In any case, in both you can define a maximum time that you can use the phone. Once the daily time is over, it can no longer be used. In the case of Screen Time, you can define applications that can be used once the time is up. In the case of Family link, once the time is up, only calls can be made. Basically this is the imported function: to control the time spent. Logically, parents can see in which applications they have invested the time, but without seeing exactly what they have done. We can’t read whatsapp conversations, nor the messages they have put in the instagram, but we can read how long they have been in each one. In addition, specific applications can be blocked. And, in the case of the Family link, specify a maximum time for each specific application (apart from the total time limit). I think maintaining your privacy is important and a sign of trust.

As with everything, you have to provoke the conversation. What do you do with this application? What is it for? Can you show me an example? But it’s always better if they show us.

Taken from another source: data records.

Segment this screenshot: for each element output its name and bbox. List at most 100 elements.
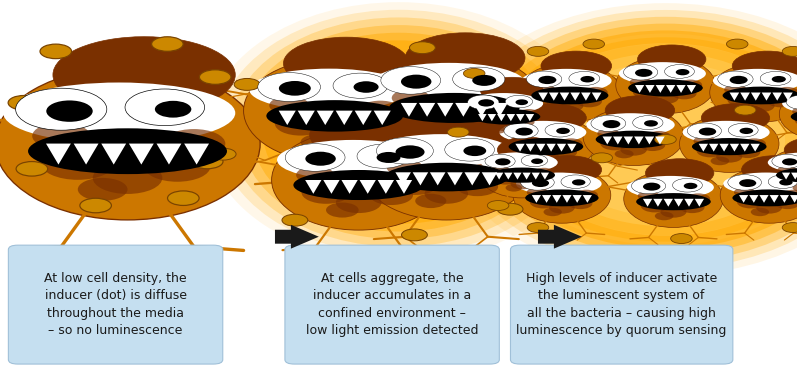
Circle shape	[569, 71, 599, 86]
Ellipse shape	[230, 18, 567, 247]
Circle shape	[730, 76, 748, 84]
Ellipse shape	[363, 124, 529, 220]
Circle shape	[78, 178, 128, 201]
Circle shape	[520, 175, 554, 190]
Circle shape	[401, 75, 431, 89]
Ellipse shape	[489, 168, 555, 183]
Polygon shape	[413, 172, 428, 185]
Circle shape	[597, 128, 619, 139]
Circle shape	[305, 152, 336, 166]
Circle shape	[354, 81, 379, 93]
FancyBboxPatch shape	[285, 245, 499, 364]
Circle shape	[630, 77, 651, 87]
Polygon shape	[395, 172, 411, 185]
Ellipse shape	[682, 121, 770, 144]
Ellipse shape	[284, 37, 409, 90]
Polygon shape	[478, 114, 487, 121]
Circle shape	[533, 84, 556, 95]
Circle shape	[559, 138, 583, 149]
Polygon shape	[316, 110, 334, 125]
Ellipse shape	[784, 137, 797, 163]
Circle shape	[782, 190, 797, 200]
Circle shape	[504, 123, 538, 139]
Ellipse shape	[450, 3, 797, 276]
Polygon shape	[751, 144, 760, 152]
Circle shape	[742, 106, 761, 115]
Circle shape	[144, 151, 210, 182]
Polygon shape	[526, 144, 535, 152]
Polygon shape	[643, 199, 652, 207]
Polygon shape	[674, 199, 683, 207]
Polygon shape	[73, 143, 99, 164]
Polygon shape	[709, 144, 718, 152]
Circle shape	[665, 65, 694, 78]
Ellipse shape	[293, 170, 424, 200]
Circle shape	[530, 196, 557, 208]
Polygon shape	[563, 195, 571, 203]
Polygon shape	[592, 92, 602, 101]
Circle shape	[210, 148, 236, 160]
Polygon shape	[156, 143, 182, 164]
Circle shape	[734, 187, 756, 197]
Circle shape	[760, 71, 791, 86]
Polygon shape	[572, 195, 582, 203]
Circle shape	[575, 190, 598, 200]
Circle shape	[532, 179, 549, 187]
Polygon shape	[492, 103, 508, 117]
Ellipse shape	[541, 51, 611, 81]
Polygon shape	[507, 114, 515, 121]
Circle shape	[234, 79, 260, 90]
Polygon shape	[656, 85, 665, 93]
Polygon shape	[634, 137, 644, 145]
Circle shape	[301, 181, 351, 204]
Polygon shape	[359, 180, 376, 194]
Circle shape	[275, 112, 326, 135]
Ellipse shape	[252, 33, 545, 232]
Ellipse shape	[481, 23, 797, 255]
Circle shape	[775, 198, 797, 209]
Circle shape	[568, 198, 592, 209]
Ellipse shape	[501, 33, 797, 246]
Circle shape	[693, 136, 715, 146]
Circle shape	[771, 154, 797, 168]
Ellipse shape	[516, 172, 602, 195]
Circle shape	[633, 116, 663, 130]
Circle shape	[670, 234, 692, 244]
Ellipse shape	[497, 115, 595, 172]
Circle shape	[151, 37, 183, 51]
Polygon shape	[677, 85, 685, 93]
Circle shape	[533, 168, 555, 177]
Ellipse shape	[765, 147, 797, 198]
Ellipse shape	[720, 167, 797, 223]
Polygon shape	[567, 144, 576, 152]
Ellipse shape	[741, 156, 797, 184]
Ellipse shape	[713, 69, 797, 92]
Circle shape	[672, 88, 697, 99]
Polygon shape	[401, 103, 417, 117]
Circle shape	[528, 157, 546, 165]
Polygon shape	[455, 103, 472, 117]
Circle shape	[537, 86, 563, 98]
Circle shape	[640, 139, 665, 151]
Circle shape	[751, 208, 769, 216]
Circle shape	[614, 150, 634, 158]
Circle shape	[493, 173, 518, 185]
Polygon shape	[751, 92, 760, 101]
Ellipse shape	[638, 45, 706, 73]
Circle shape	[453, 67, 505, 91]
Ellipse shape	[624, 170, 723, 228]
Ellipse shape	[768, 152, 797, 172]
Circle shape	[600, 137, 629, 150]
Circle shape	[647, 131, 671, 142]
Circle shape	[771, 76, 786, 83]
Circle shape	[777, 166, 796, 175]
Polygon shape	[557, 144, 566, 152]
Polygon shape	[583, 195, 592, 203]
Ellipse shape	[263, 40, 534, 224]
Circle shape	[572, 179, 586, 185]
Circle shape	[779, 179, 793, 185]
Circle shape	[32, 123, 90, 149]
Circle shape	[583, 39, 604, 49]
Polygon shape	[603, 137, 612, 145]
FancyArrow shape	[538, 225, 582, 249]
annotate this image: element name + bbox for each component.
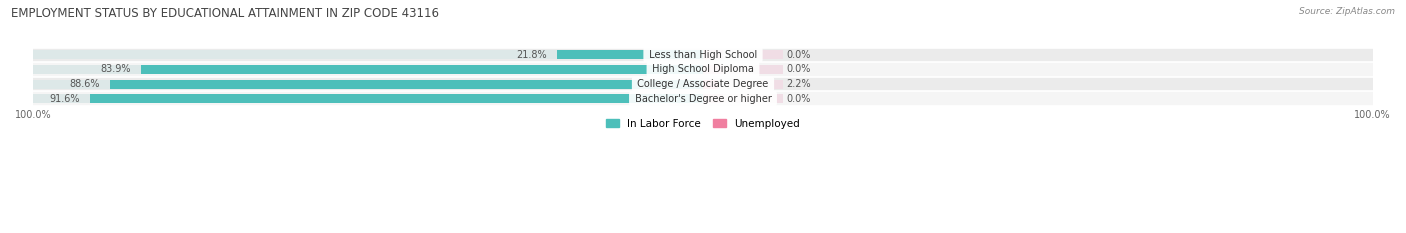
Text: 0.0%: 0.0%: [787, 50, 811, 60]
Bar: [110, 79, 703, 89]
Bar: [34, 65, 703, 74]
Bar: [703, 65, 723, 74]
Bar: [703, 50, 723, 59]
Bar: [703, 65, 783, 74]
Text: 0.0%: 0.0%: [787, 94, 811, 104]
Bar: [90, 94, 703, 103]
Text: 0.0%: 0.0%: [787, 65, 811, 75]
Bar: [557, 50, 703, 59]
Text: High School Diploma: High School Diploma: [650, 65, 756, 75]
Text: College / Associate Degree: College / Associate Degree: [634, 79, 772, 89]
Text: 2.2%: 2.2%: [787, 79, 811, 89]
Text: EMPLOYMENT STATUS BY EDUCATIONAL ATTAINMENT IN ZIP CODE 43116: EMPLOYMENT STATUS BY EDUCATIONAL ATTAINM…: [11, 7, 439, 20]
Text: Bachelor's Degree or higher: Bachelor's Degree or higher: [631, 94, 775, 104]
Bar: [34, 62, 1372, 77]
Bar: [34, 48, 1372, 62]
Bar: [34, 79, 703, 89]
Text: 88.6%: 88.6%: [69, 79, 100, 89]
Bar: [703, 50, 783, 59]
Bar: [703, 94, 783, 103]
Legend: In Labor Force, Unemployed: In Labor Force, Unemployed: [602, 114, 804, 133]
Text: Less than High School: Less than High School: [645, 50, 761, 60]
Bar: [141, 65, 703, 74]
Bar: [34, 94, 703, 103]
Bar: [34, 91, 1372, 106]
Bar: [703, 94, 723, 103]
Bar: [703, 79, 783, 89]
Text: Source: ZipAtlas.com: Source: ZipAtlas.com: [1299, 7, 1395, 16]
Bar: [34, 77, 1372, 91]
Text: 83.9%: 83.9%: [101, 65, 131, 75]
Text: 91.6%: 91.6%: [49, 94, 80, 104]
Bar: [703, 79, 717, 89]
Text: 21.8%: 21.8%: [516, 50, 547, 60]
Bar: [34, 50, 703, 59]
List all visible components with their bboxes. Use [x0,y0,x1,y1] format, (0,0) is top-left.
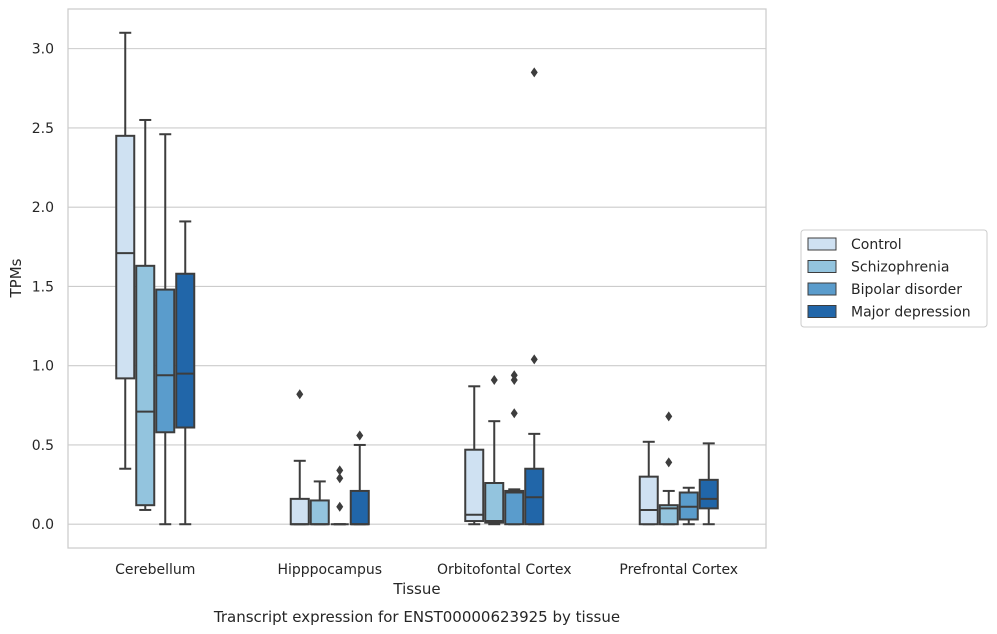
legend-item: Control [807,237,902,253]
legend-swatch [807,305,837,318]
outlier-point [356,430,364,441]
box-iqr [484,482,505,524]
legend-label: Control [851,237,902,253]
y-tick-label: 3.0 [32,42,54,58]
legend-swatch [807,260,837,273]
box-3-3 [698,442,719,526]
outlier-point [665,411,673,422]
box-iqr [289,497,310,526]
y-tick-label: 0.0 [32,517,54,533]
y-tick-label: 2.0 [32,200,54,216]
outlier-point [510,408,518,419]
x-tick-label: Prefrontal Cortex [619,562,738,578]
chart-caption: Transcript expression for ENST0000062392… [213,608,620,626]
y-tick-label: 1.0 [32,359,54,375]
box-3-1 [349,430,370,526]
legend-label: Bipolar disorder [851,282,962,298]
outlier-point [296,389,304,400]
outlier-point [336,473,344,484]
box-2-3 [678,486,699,526]
legend-swatch [807,282,837,296]
legend-item: Major depression [807,305,971,321]
box-0-3 [638,440,659,526]
box-3-0 [175,220,196,526]
box-2-2 [504,370,525,526]
outlier-point [530,67,538,78]
box-iqr [349,489,370,526]
legend-item: Bipolar disorder [807,282,962,298]
y-tick-label: 1.5 [32,279,54,295]
box-iqr [175,272,196,429]
box-iqr [638,475,659,526]
x-axis-label: Tissue [392,580,440,598]
box-0-1 [289,389,310,526]
box-0-0 [115,31,136,470]
box-iqr [504,489,525,526]
legend-item: Schizophrenia [807,260,949,276]
y-axis-ticks: 0.0 0.5 1.0 1.5 2.0 2.5 3.0 [32,42,54,534]
box-1-1 [309,480,330,526]
box-2-1 [330,465,349,526]
outlier-point [665,457,673,468]
legend-label: Major depression [851,305,971,321]
box-1-3 [658,411,679,526]
legend-frame [800,229,988,328]
outlier-point [336,501,344,512]
x-tick-label: Orbitofontal Cortex [437,562,572,578]
plot-frame [67,8,767,549]
grid-lines [68,48,766,525]
outlier-point [530,354,538,365]
y-tick-label: 0.5 [32,438,54,454]
box-iqr [698,478,719,510]
x-tick-label: Hipppocampus [277,562,382,578]
outlier-point [336,465,344,476]
y-axis-label: TPMs [7,258,25,298]
legend-swatch [807,237,837,251]
box-2-0 [155,133,176,526]
box-1-2 [484,374,505,526]
box-iqr [135,264,156,507]
legend-label: Schizophrenia [851,260,949,276]
outlier-point [510,370,518,381]
legend: Control Schizophrenia Bipolar disorder Majo… [800,229,988,328]
box-iqr [155,288,176,434]
y-tick-label: 2.5 [32,121,54,137]
x-tick-label: Cerebellum [115,562,195,578]
box-0-2 [464,385,485,526]
legend-items: Control Schizophrenia Bipolar disorder Majo… [807,237,971,321]
box-1-0 [135,118,156,511]
box-groups [115,31,719,526]
box-3-2 [524,67,545,526]
box-iqr [115,134,136,380]
x-axis-ticks: Cerebellum Hipppocampus Orbitofontal Corte… [115,562,738,578]
outlier-point [490,374,498,385]
box-iqr [464,448,485,523]
box-iqr [658,504,679,526]
box-iqr [309,499,330,526]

In both you can control the location if it is activated. In my case I have not considered it necessary. The trust is great enough that we don’t need it. But, if it never breaks, it’s okay for the temporary possibility to be. But, if they are a bit skillful, it’s very easy to avoid this tracking (don’t tell them, but just activate the battery saving system).

Some technical issues

Although I paint it well, with dialogue and agreement, these applications have also caused tense situations. When they run out of time and want to continue, they create difficult situations. But that’s what it’s all about. It’s about managing them and learning from them.

They are not so clear about it, so they have looked for ways to bypass these controls. I’ll share with you a couple of the techniques and their solutions.

  1. Main user. The first user to be installed on the android phone must be a parent user. The first one is always an administrator. If he is your user, you could create another user and you would no longer have parental control. It is much better that, once the parent user is installed, another one is created for the child. This new user does not have permission to create new ones. This new user is not allowed to create new ones.
  2. Initial PIN. This can be tedious, but it is best not to know the SIM PIN, which is asked when the phone is started. Most phones have an option to restart in safe mode. This allows the phone to restart and boot only with the applications that came as standard, to detect and correct errors. And of course, the parental control applications did not come and do not start. So you could reboot in safe mode and enter youtube or browse the entire internet (although you would have neither whatsapp, nor instagram, nor tik tok, etc.). If you don’t know the PIN, when you restart it will ask you to enter the PIN and you can control if it is in safe mode or not.


From there on, not too much should be forbidden from the school. The family can see if the mobile is used when it is not touching and blocking times can be defined. If we want to give the mobile phone to the child so that when they leave school they have to go somewhere and we are more relaxed if they have a mobile, we block the rest of the hours. If the school allows it in the playground and not in class and we do not agree, we can set the playground blocking time and we are ready. In this way, the families take responsibility and we unload the school, which has a lot of work to do more than chasing students who use their mobile phones when they are not touching them.

Personally, I think that the mobile phone is a great tool and that we can get a lot out of it at school. But I also believe that a teenager cannot have a device of this potential without any kind of control. Therefore, families, give the mobile phone to your children when you consider it appropriate, but control what they do with it and accompany them in learning to use it responsibly.